Я разнообразил досуг. Ловил бычков. Нащупывал на мелководье под камнем скользкую шуструю рыбешку, крепче хватал ее, прижимал к валуну и подбирался к жабрам. Иногда попадались ратаны матерые, маслянисто–черные: хвост из кулака свисал ниже запястья. В Одессе возле парка им. Шевченко я набрел на ресторанчик в полуподвале: предисловие к меню уведомляло, что пятисоттысячного посетителя бархатно–розовых полуосвещенных сводов будут кормить здесь всегда бесплатно. Из динамиков, замурованных в стены, заструилась "Калифорния" "Иглз", и со всех сторон прошелестели шепотки узнавания. Я вспомнил новогоднюю ночь и наш с Ириной бесконечный танец под финальный перелив гитары: тогда кто–то несчетно ставил песню, пока ему не крикнули "Хватит!".
В моей грусти уже не было боли. Каждая новая потеря всего лишь эхо первого потрясения. Со временем прошлое напоминает кадры немой хроники, а люди - статистов. Мне казалось, что теперь я думал о любовном вздоре с долей здорового скептицизма.
В тот день мы со старичками совершили дальнюю экспедицию по лиману в Белгород–днестровскую крепость. За окном "Стрелы" золотилась вода. Бодлеровские альбатросы недовольно балансировали крыльями на буях фарватера от волн корабля.
Мы бродили по загаженным закуткам вековой турецкой твердыни. С зубчатой стены я пытался представить, как турецкий паша, властитель края, лет триста назад тосковал о Великой Порте.

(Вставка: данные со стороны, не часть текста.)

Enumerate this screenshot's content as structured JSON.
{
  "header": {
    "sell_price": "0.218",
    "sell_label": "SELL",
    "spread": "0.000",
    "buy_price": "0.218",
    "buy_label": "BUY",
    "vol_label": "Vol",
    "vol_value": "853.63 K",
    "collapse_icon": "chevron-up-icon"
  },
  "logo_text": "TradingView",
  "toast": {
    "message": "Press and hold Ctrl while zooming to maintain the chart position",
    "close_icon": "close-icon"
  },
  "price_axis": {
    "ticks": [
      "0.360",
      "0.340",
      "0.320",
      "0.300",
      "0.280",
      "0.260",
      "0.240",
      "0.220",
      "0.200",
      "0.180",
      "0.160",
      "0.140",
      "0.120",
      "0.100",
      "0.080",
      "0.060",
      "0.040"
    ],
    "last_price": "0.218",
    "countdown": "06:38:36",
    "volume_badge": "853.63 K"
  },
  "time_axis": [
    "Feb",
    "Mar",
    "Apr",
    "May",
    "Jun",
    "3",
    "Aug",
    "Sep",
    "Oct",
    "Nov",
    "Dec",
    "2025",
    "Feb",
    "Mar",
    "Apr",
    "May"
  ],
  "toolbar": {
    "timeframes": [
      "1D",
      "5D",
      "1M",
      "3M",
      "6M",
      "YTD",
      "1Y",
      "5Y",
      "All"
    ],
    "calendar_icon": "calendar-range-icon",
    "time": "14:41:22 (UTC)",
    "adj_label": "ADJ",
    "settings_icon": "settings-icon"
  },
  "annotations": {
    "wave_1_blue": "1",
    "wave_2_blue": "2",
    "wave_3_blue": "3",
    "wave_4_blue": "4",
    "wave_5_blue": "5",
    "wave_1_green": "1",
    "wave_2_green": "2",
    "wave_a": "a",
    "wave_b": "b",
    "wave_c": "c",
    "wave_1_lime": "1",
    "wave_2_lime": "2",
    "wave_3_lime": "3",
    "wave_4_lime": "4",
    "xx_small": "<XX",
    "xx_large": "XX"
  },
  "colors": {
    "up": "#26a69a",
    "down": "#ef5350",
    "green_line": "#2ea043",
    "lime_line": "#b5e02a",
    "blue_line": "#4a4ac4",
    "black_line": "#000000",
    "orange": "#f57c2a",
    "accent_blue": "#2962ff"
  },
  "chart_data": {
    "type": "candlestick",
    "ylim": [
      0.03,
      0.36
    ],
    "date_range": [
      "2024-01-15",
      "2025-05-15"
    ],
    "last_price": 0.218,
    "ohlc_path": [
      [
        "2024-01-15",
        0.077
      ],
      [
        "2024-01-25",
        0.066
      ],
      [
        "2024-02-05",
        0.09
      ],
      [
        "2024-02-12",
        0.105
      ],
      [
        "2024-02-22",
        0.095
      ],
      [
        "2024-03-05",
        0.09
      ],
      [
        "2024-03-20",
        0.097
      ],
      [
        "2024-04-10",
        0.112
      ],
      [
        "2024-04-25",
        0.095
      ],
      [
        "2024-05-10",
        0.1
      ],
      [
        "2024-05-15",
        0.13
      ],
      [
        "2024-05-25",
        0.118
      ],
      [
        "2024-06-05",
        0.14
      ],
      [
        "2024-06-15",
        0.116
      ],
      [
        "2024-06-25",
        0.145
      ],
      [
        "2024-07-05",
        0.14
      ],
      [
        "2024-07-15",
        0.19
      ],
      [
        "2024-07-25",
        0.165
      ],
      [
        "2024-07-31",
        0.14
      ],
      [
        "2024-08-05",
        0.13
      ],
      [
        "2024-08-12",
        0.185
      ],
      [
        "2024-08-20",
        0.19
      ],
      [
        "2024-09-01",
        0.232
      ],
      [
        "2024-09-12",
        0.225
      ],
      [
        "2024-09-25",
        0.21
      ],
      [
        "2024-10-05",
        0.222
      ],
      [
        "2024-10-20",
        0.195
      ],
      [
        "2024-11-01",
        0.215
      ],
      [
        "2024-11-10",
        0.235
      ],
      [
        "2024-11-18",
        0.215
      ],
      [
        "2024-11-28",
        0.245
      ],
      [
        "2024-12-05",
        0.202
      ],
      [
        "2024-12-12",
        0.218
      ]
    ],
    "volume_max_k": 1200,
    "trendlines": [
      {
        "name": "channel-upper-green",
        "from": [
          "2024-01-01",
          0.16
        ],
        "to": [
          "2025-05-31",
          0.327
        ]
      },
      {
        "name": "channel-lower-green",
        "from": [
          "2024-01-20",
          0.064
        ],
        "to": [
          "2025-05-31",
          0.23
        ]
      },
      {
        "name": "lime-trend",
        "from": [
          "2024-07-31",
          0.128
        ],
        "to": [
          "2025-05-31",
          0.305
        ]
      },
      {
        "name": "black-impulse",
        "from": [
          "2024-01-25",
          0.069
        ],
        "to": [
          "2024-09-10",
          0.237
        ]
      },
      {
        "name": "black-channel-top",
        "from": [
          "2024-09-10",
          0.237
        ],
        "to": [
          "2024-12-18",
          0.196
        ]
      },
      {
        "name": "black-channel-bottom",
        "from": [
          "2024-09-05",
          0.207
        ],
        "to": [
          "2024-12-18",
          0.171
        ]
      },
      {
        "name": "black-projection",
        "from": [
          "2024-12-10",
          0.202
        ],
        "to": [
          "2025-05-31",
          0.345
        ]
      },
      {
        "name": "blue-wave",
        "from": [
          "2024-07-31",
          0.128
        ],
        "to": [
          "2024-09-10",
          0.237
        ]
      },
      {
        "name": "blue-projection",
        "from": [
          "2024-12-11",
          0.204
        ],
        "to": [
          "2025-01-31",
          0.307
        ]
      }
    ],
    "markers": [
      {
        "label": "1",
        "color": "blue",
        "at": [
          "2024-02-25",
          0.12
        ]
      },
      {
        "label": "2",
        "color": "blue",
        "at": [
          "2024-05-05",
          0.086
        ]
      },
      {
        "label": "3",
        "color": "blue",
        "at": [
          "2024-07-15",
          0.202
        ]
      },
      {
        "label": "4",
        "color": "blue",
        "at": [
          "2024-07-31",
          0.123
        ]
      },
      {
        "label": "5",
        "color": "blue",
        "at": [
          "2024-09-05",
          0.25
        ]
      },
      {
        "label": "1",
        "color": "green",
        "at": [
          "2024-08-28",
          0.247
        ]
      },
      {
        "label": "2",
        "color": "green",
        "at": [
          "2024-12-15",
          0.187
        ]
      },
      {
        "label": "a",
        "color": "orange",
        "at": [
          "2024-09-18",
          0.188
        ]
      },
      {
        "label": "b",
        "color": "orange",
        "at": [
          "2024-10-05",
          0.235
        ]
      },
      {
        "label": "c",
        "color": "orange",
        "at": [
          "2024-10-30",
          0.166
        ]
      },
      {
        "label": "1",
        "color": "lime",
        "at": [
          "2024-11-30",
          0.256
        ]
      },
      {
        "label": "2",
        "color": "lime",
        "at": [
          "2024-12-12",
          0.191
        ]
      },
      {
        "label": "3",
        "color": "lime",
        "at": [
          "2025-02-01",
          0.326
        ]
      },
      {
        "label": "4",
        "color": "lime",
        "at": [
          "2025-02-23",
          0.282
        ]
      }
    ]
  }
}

- Какое свинство! - возмущалась Маргарита Эдуардовна, брезгливо перешагивая сухие памятки современников. Монументальная фигура ее мужа в панаме на бастионах, казалось, провожала мои романтические миражи.
Я отправился выпить.
В пустынном павильоне при музее бармен–детина болтал с девицей, делавшей капризное лицо. Ветер перебирал эбонитовые висюльки у входа, и они тихонько постукивали, как четки янычара из моих фантазий, шевелил рыболовецкую сеть под потолком вокруг корабельного штурвала и бесцеремонно задирал углы салфеток на столах. Было около четырех дня. Я смаковал охлажденный спиртной коктейль.
Из–за ив со стороны лимана скорым шагом появилась Маргарита Эдуардовна. Она запыхалась и с порога поискала меня взглядом, близоруко щурясь и помахивая шляпой, как веером. Я поднял руку.